Her neighborhood, a mixed one, was known for ethnic cleansing, she said. Many of her friends and neighbors were lost to the concentration camps. Lazarevic came out of the disaster with "only a sweater and pants" and what was left of her sanity and life. With the help of a church's humanitarian organization, her family settled in Richmond. She then got a scholarship to study at the private St. Catherine's school. From there, she came to the University.

The loss of family and friends and the desperate race for freedom strengthened her. "It taught me not to take things for granted, to go for it in life," she said.

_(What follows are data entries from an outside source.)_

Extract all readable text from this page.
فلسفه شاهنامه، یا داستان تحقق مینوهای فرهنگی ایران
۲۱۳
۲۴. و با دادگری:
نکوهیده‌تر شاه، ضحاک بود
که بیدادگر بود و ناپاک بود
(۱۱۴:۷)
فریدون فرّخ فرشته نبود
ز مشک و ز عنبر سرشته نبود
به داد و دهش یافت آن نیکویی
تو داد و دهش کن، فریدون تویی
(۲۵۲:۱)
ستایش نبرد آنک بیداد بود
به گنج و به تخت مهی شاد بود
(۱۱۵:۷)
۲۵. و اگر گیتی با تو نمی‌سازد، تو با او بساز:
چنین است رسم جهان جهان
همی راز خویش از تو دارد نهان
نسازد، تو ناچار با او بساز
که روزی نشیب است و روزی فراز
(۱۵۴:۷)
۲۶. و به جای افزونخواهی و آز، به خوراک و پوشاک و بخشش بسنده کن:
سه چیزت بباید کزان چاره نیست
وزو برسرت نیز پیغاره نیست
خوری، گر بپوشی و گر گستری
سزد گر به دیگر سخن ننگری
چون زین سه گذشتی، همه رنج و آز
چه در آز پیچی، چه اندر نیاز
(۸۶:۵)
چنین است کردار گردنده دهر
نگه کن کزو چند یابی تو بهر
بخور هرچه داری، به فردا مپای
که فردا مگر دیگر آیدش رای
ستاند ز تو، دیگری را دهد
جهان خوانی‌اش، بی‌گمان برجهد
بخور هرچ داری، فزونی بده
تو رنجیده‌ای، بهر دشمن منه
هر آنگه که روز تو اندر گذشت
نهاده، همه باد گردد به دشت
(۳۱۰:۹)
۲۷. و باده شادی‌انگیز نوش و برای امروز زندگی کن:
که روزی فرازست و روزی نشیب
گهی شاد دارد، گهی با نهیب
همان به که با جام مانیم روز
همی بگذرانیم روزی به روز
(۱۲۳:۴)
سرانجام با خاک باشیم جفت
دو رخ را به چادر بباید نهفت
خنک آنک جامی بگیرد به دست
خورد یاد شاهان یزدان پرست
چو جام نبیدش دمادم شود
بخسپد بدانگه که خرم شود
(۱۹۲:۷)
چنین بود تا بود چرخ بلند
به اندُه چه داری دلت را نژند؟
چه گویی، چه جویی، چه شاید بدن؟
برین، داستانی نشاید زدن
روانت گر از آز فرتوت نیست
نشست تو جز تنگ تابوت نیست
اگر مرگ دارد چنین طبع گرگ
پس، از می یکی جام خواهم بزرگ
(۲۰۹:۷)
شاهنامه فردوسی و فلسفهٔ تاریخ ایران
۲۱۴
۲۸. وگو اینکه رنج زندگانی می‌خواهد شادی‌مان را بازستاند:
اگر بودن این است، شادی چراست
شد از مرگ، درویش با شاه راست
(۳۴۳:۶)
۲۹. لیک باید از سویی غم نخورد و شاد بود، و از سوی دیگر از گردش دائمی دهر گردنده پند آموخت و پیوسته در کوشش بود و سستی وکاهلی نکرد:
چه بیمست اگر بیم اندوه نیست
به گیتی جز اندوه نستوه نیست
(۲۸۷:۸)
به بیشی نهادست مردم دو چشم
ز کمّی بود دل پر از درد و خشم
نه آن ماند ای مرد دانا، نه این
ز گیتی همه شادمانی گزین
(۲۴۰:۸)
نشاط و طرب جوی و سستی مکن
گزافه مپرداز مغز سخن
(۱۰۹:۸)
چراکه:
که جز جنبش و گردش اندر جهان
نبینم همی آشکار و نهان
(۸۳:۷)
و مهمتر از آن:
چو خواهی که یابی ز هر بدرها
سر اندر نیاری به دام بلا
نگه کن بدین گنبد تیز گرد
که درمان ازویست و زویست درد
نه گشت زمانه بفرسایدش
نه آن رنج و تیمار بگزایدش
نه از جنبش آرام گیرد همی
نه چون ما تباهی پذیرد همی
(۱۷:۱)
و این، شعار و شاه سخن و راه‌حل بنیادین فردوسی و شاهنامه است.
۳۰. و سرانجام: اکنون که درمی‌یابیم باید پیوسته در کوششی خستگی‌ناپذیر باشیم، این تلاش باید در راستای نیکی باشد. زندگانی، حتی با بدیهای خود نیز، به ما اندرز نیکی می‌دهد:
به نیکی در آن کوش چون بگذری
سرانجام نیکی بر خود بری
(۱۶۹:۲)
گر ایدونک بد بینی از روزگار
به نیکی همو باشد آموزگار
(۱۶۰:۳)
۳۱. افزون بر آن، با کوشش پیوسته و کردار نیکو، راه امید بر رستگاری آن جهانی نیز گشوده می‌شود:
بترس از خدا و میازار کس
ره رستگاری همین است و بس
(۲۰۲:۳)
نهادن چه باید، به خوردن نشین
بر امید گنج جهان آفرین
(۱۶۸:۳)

On her loss of childhood, she shook her head and gestured with her hands. "I took a leap from playing Barbie to helping out parents financially and emotionally."

Looking back

Although many of their families, friends and neighbors died in the war, neither Lazarevic nor Delic blame Milosevic alone. It was several actors, they said.

"It's not necessarily Milosevic's fault. Can't blame it on one man," Delic said.

Lazarevic agreed. "Military ... [the] Secret Service, made a lot of the commands," she said.

But that didn't stop Lazarevic or Delic from being overjoyed to have Milosevic and other hardlined leaders out of office when Milosevic was ousted last week.

Delic said it clearly: Milosevic "should not be excused. He should answer for his crimes."

Asst. Professor Steven Dickey of the Slavic Literature and Languages department saw the war through the eyes of an American intellectual. He had been to the former Yugoslavia several times before, during and after the war. He worked for the United Nation's War Crimes Tribunal, where he translated court documents at the Hague in Holland. "Things were pretty dismal. There was a social and economic psychosis" in the former Yugoslavia, he said.

He said "people who were there couldn't leave ... they were too exhausted socially and economically to overthrow Milosevic."

But later the people woke up, especially when Milosevic was "willing to have his country bombed for his own political game," Dickey said, referring to U.N. air strikes on Bosnia.

While translating documents for the United Nations, Dickey said he came across "various scenes of cruelty." But after a while, "you develop a thick skin to them.

"It came home to me ... people that I knew had friends killed in the streets," he said.

As an intellectual, he is neither na_ve nor cynical. To young people, he said, "Rather than viewing the world as a safe place with a few hot spots, look at is as rather unsafe place with a few havens of securities," he said, emphasizing that young people should not take American freedom for granted.

It is something Lazarevic and Delic know all too well. Both study foreign affairs at the University, hoping to make a difference.

"It is important to take a role as a leader and make people aware that wars should not be happening in the 21st century," Delic said.

Although happy for the turnaround in their homeland, neither of them are eager to go back.

"The democracy they say will happen ... will happen," Delic said.